Forum: Other

Post: UsingVoltDB doc corrections and suggestions

UsingVoltDB doc corrections and suggestions
Feb 28, 2012

p.1 "As have" should be "So have" to make a complete sentence.

p.1 "costly disk accesses" should be "costly disk access"?

p.12 reads "• Partition columns do not need to have unique values, but they cannot be null. Numeric fields can
be zero and string or character fields can be empty, but the column cannot contain a null value."
This point may call for a specific side-note to Oracle users, reminding them that standard SQL, unlike Oracle, makes a clear distinction between a null string value and an empty string which is non-null.

p.13 3.2.2 Is a new user supposed to come with an understanding of "For clusters with a K-safety value greater than zero"?
There should be some simpler way to describe this configuration in more generic terms, something like "When running queries on duplicated data for greater reliability".

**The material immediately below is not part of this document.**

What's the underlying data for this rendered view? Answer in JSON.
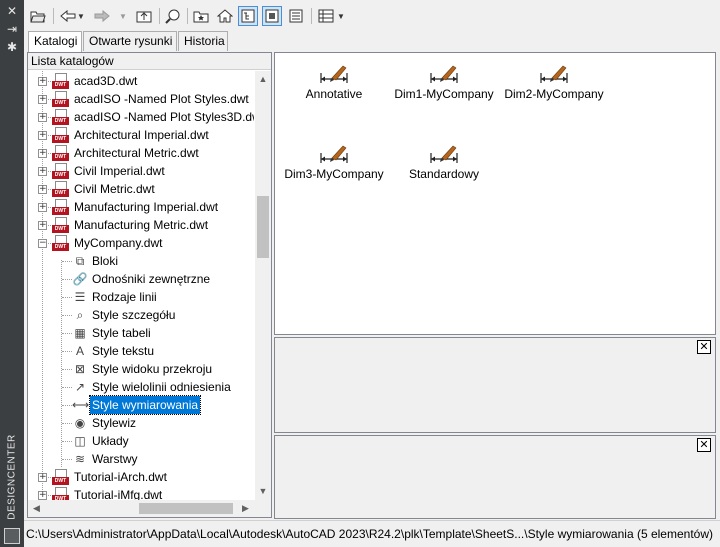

p.21-22 3.2.4 reads "the parameter that is used as the hash value for the partition" and later "using the FLIGHTID column and the flight_id parameter as the hash value." which seems late to be introducing the technical term "hash value" when "partitioning column" would suffice as in "the parameter that is used for the partitioning column" and "using the FLIGHTID column and the flight_id parameter as its value."

p.22 3.2.4 reads "single-partitioned store procedure", should be "single-partitioned stored procedure"

p.24 3.3.2 reads "the LookupFlight store procedure", should be "the LookupFlight stored procedure"

p.33 4.2 reads "the stored procedure is partitioned on the RESERVEID column", should be "the stored procedure is partitioned on the FLIGHTID column"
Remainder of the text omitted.